By Rezo Nodwes , in ACTUALITÉS , at November 22, 2019

(Audio)

Le nom du président Nyusi associé à un cas de corruption scandaleux « met en danger la réputation, la confiance et la légitimité de continuer à diriger le destin du pays« , dénonce l’opposition mozambicaine.

Les accusations contre le président d’avoir reçu de la compagnie navale Privinvest un million de dollars illégalement pour financer sa campagne électorale de 2014, lors de son premier mandat, ont été lancées mercredi dernier dans le cadre d’une procédure judiciaire entamée aux États-Unis.

Vendredi 22 novembre 2019 ((rezonodwes.com))–Le principal parti d’opposition au Mozambique a appelé vendredi à la démission du président du Mozambique, Filipe Nyusi, dont le nom est cité plusieurs fois dans un procès aux États-Unis « pour avoir reçu illégalement un million de dollars afin de financer sa campagne électorale de 2014« .

Le porte-parole de la Résistance nationale mozambicaine (Renamo), José Manteigas, a déclaré vendredi lors d’une conférence de presse que le nom de Nyusi associé à un cas de corruption scandaleux « met en danger la réputation, la confiance et la légitimité de continuer à diriger le destin du pays« .

Ainsi, la Renamo rejoint la troisième force politique du pays qui a également appelé jeudi à la démission du président yanant tout de même réussi à valider son deuxième mandat lors des élections générales du 15 octobre dernier.

Il s’agit d’un cas de corruption impliquant des hommes politiques et des hommes d’affaires mozambicains dans le cadre de la conclusion de prêts entre 2013 et 2014, d’une valeur de 2 milliards de dollars, qui seront vendus à des investisseurs du monde entier, y compris des États-Unis, par l’intermédiaire de deux institutions financières (Crédit Suisse et VTB) avec intention d’escroquerie.

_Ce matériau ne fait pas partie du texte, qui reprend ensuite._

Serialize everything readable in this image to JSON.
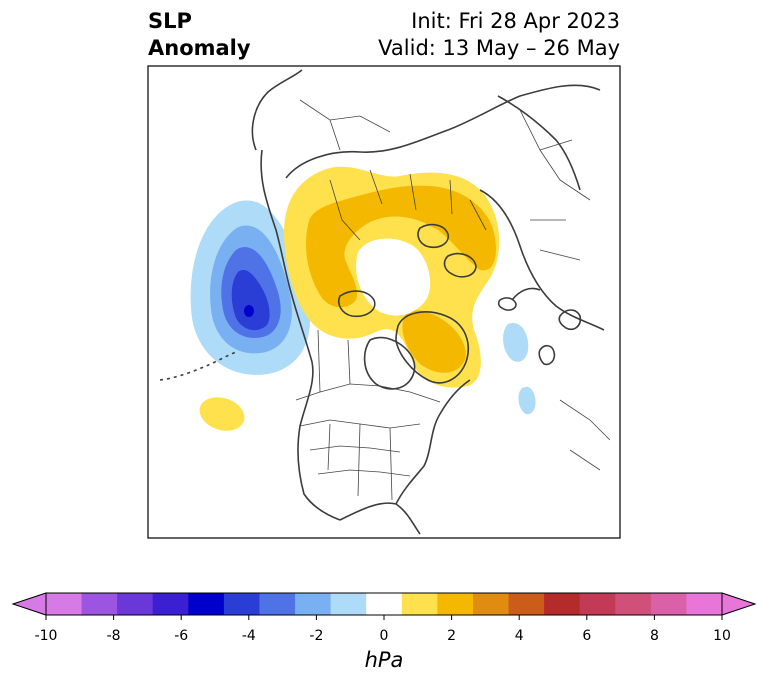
{
  "title": {
    "left_line1": "SLP",
    "left_line2": "Anomaly",
    "right_line1": "Init: Fri 28 Apr 2023",
    "right_line2": "Valid: 13 May – 26 May"
  },
  "colorbar": {
    "unit": "hPa",
    "ticks": [
      "-10",
      "-8",
      "-6",
      "-4",
      "-2",
      "0",
      "2",
      "4",
      "6",
      "8",
      "10"
    ],
    "bins": [
      {
        "color": "#d67be6"
      },
      {
        "color": "#9b55e0"
      },
      {
        "color": "#6a37d8"
      },
      {
        "color": "#3b1fd2"
      },
      {
        "color": "#0000cd"
      },
      {
        "color": "#2a3ed6"
      },
      {
        "color": "#4f73e6"
      },
      {
        "color": "#78b0f2"
      },
      {
        "color": "#aedbf8"
      },
      {
        "color": "#ffffff"
      },
      {
        "color": "#ffe04d"
      },
      {
        "color": "#f5b800"
      },
      {
        "color": "#e08c10"
      },
      {
        "color": "#cc5c1a"
      },
      {
        "color": "#b52a2a"
      },
      {
        "color": "#c23a55"
      },
      {
        "color": "#d0507a"
      },
      {
        "color": "#da60a8"
      },
      {
        "color": "#e875d8"
      }
    ],
    "over_color": "#e875d8",
    "under_color": "#d67be6"
  },
  "map": {
    "projection": "north-polar-stereographic",
    "boundaries": "countries, US states, Canadian provinces"
  }
}
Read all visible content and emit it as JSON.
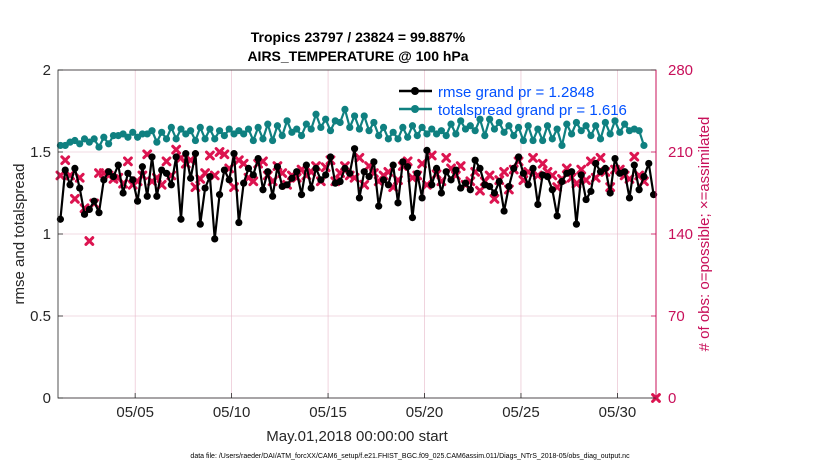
{
  "chart_data": {
    "type": "line",
    "title": "Tropics 23797 / 23824 = 99.887%",
    "subtitle": "AIRS_TEMPERATURE @ 100 hPa",
    "xlabel": "May.01,2018 00:00:00 start",
    "ylabel": "rmse and totalspread",
    "ylabel_right": "# of obs: o=possible; ×=assimilated",
    "footer": "data file: /Users/raeder/DAI/ATM_forcXX/CAM6_setup/f.e21.FHIST_BGC.f09_025.CAM6assim.011/Diags_NTrS_2018-05/obs_diag_output.nc",
    "xlim": [
      1,
      32
    ],
    "ylim": [
      0,
      2
    ],
    "ylim_right": [
      0,
      280
    ],
    "grid": true,
    "legend_position": "top-right",
    "x_ticks": [
      5,
      10,
      15,
      20,
      25,
      30
    ],
    "x_tick_labels": [
      "05/05",
      "05/10",
      "05/15",
      "05/20",
      "05/25",
      "05/30"
    ],
    "y_ticks": [
      0,
      0.5,
      1,
      1.5,
      2
    ],
    "y_tick_labels": [
      "0",
      "0.5",
      "1",
      "1.5",
      "2"
    ],
    "y_ticks_right": [
      0,
      70,
      140,
      210,
      280
    ],
    "y_tick_labels_right": [
      "0",
      "70",
      "140",
      "210",
      "280"
    ],
    "colors": {
      "rmse": "#000000",
      "spread": "#0f8080",
      "obs": "#dc1450",
      "right_axis": "#c8105a",
      "legend_text": "#0050ff",
      "grid": "#e6b8c8"
    },
    "series": [
      {
        "name": "rmse grand pr = 1.2848",
        "axis": "left",
        "x": [
          1.125,
          1.375,
          1.625,
          1.875,
          2.125,
          2.375,
          2.625,
          2.875,
          3.125,
          3.375,
          3.625,
          3.875,
          4.125,
          4.375,
          4.625,
          4.875,
          5.125,
          5.375,
          5.625,
          5.875,
          6.125,
          6.375,
          6.625,
          6.875,
          7.125,
          7.375,
          7.625,
          7.875,
          8.125,
          8.375,
          8.625,
          8.875,
          9.125,
          9.375,
          9.625,
          9.875,
          10.125,
          10.375,
          10.625,
          10.875,
          11.125,
          11.375,
          11.625,
          11.875,
          12.125,
          12.375,
          12.625,
          12.875,
          13.125,
          13.375,
          13.625,
          13.875,
          14.125,
          14.375,
          14.625,
          14.875,
          15.125,
          15.375,
          15.625,
          15.875,
          16.125,
          16.375,
          16.625,
          16.875,
          17.125,
          17.375,
          17.625,
          17.875,
          18.125,
          18.375,
          18.625,
          18.875,
          19.125,
          19.375,
          19.625,
          19.875,
          20.125,
          20.375,
          20.625,
          20.875,
          21.125,
          21.375,
          21.625,
          21.875,
          22.125,
          22.375,
          22.625,
          22.875,
          23.125,
          23.375,
          23.625,
          23.875,
          24.125,
          24.375,
          24.625,
          24.875,
          25.125,
          25.375,
          25.625,
          25.875,
          26.125,
          26.375,
          26.625,
          26.875,
          27.125,
          27.375,
          27.625,
          27.875,
          28.125,
          28.375,
          28.625,
          28.875,
          29.125,
          29.375,
          29.625,
          29.875,
          30.125,
          30.375,
          30.625,
          30.875,
          31.125,
          31.375,
          31.625,
          31.875
        ],
        "values": [
          1.09,
          1.39,
          1.3,
          1.4,
          1.28,
          1.12,
          1.15,
          1.2,
          1.13,
          1.33,
          1.38,
          1.35,
          1.42,
          1.25,
          1.37,
          1.33,
          1.2,
          1.41,
          1.23,
          1.47,
          1.23,
          1.39,
          1.37,
          1.3,
          1.47,
          1.09,
          1.49,
          1.34,
          1.49,
          1.06,
          1.28,
          1.35,
          0.97,
          1.24,
          1.39,
          1.33,
          1.49,
          1.07,
          1.31,
          1.4,
          1.36,
          1.46,
          1.27,
          1.38,
          1.23,
          1.41,
          1.29,
          1.3,
          1.34,
          1.38,
          1.24,
          1.42,
          1.28,
          1.4,
          1.33,
          1.36,
          1.47,
          1.31,
          1.32,
          1.4,
          1.37,
          1.52,
          1.22,
          1.38,
          1.35,
          1.44,
          1.17,
          1.33,
          1.3,
          1.42,
          1.19,
          1.44,
          1.41,
          1.1,
          1.37,
          1.22,
          1.51,
          1.3,
          1.4,
          1.25,
          1.38,
          1.33,
          1.39,
          1.28,
          1.31,
          1.27,
          1.45,
          1.4,
          1.3,
          1.29,
          1.25,
          1.32,
          1.14,
          1.29,
          1.4,
          1.47,
          1.37,
          1.3,
          1.4,
          1.18,
          1.36,
          1.35,
          1.27,
          1.11,
          1.32,
          1.37,
          1.38,
          1.06,
          1.36,
          1.21,
          1.26,
          1.43,
          1.38,
          1.4,
          1.25,
          1.46,
          1.37,
          1.38,
          1.22,
          1.42,
          1.27,
          1.35,
          1.43,
          1.24
        ],
        "x_from": 1.125,
        "x_step": 0.25
      },
      {
        "name": "totalspread grand pr = 1.616",
        "axis": "left",
        "values": [
          1.54,
          1.54,
          1.56,
          1.57,
          1.55,
          1.58,
          1.56,
          1.58,
          1.53,
          1.59,
          1.55,
          1.6,
          1.6,
          1.61,
          1.59,
          1.62,
          1.59,
          1.61,
          1.61,
          1.63,
          1.56,
          1.62,
          1.58,
          1.65,
          1.58,
          1.64,
          1.61,
          1.63,
          1.57,
          1.65,
          1.58,
          1.64,
          1.58,
          1.63,
          1.6,
          1.64,
          1.61,
          1.63,
          1.61,
          1.64,
          1.57,
          1.65,
          1.58,
          1.67,
          1.57,
          1.66,
          1.6,
          1.69,
          1.62,
          1.64,
          1.6,
          1.67,
          1.64,
          1.73,
          1.65,
          1.7,
          1.63,
          1.69,
          1.68,
          1.76,
          1.65,
          1.72,
          1.64,
          1.72,
          1.63,
          1.68,
          1.6,
          1.65,
          1.58,
          1.62,
          1.58,
          1.65,
          1.59,
          1.66,
          1.6,
          1.65,
          1.61,
          1.64,
          1.61,
          1.63,
          1.6,
          1.67,
          1.61,
          1.69,
          1.64,
          1.66,
          1.63,
          1.7,
          1.6,
          1.7,
          1.64,
          1.68,
          1.62,
          1.66,
          1.6,
          1.65,
          1.57,
          1.66,
          1.57,
          1.64,
          1.57,
          1.66,
          1.58,
          1.64,
          1.54,
          1.67,
          1.61,
          1.68,
          1.63,
          1.66,
          1.6,
          1.66,
          1.58,
          1.68,
          1.61,
          1.69,
          1.62,
          1.67,
          1.63,
          1.64,
          1.63,
          1.54
        ],
        "x_from": 1.125,
        "x_step": 0.25
      },
      {
        "name": "observations assimilated",
        "axis": "right",
        "values": [
          190,
          203,
          190,
          170,
          188,
          162,
          134,
          166,
          192,
          192,
          190,
          187,
          188,
          183,
          202,
          182,
          185,
          190,
          208,
          185,
          188,
          182,
          202,
          190,
          212,
          205,
          200,
          203,
          180,
          187,
          192,
          207,
          190,
          210,
          208,
          196,
          180,
          203,
          200,
          188,
          185,
          200,
          202,
          190,
          185,
          198,
          192,
          182,
          190,
          188,
          195,
          190,
          193,
          198,
          185,
          197,
          203,
          185,
          192,
          198,
          190,
          188,
          205,
          182,
          198,
          192,
          185,
          190,
          193,
          180,
          186,
          198,
          202,
          188,
          190,
          200,
          182,
          207,
          191,
          185,
          205,
          196,
          190,
          198,
          182,
          185,
          193,
          177,
          185,
          190,
          170,
          186,
          193,
          178,
          195,
          202,
          186,
          193,
          205,
          190,
          200,
          193,
          190,
          180,
          187,
          196,
          188,
          183,
          195,
          186,
          202,
          188,
          205,
          193,
          180,
          195,
          195,
          190,
          187,
          206,
          190,
          185
        ],
        "x_from": 1.125,
        "x_step": 0.25
      },
      {
        "name": "observations possible",
        "axis": "right",
        "values": [
          0
        ],
        "x": [
          32
        ]
      }
    ]
  }
}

Tout ceci, par la suite, a mal tourné en rond. Cela a amené la Mozambique à violer les critères de la dette extérieure et à indemniser les investisseurs étrangers, qui ont à leur tour, décidé de saisir la justice et traîné le dossier devant un tribunal fédéral américain à New York pour les lourdes pertes subies dans cette affaire.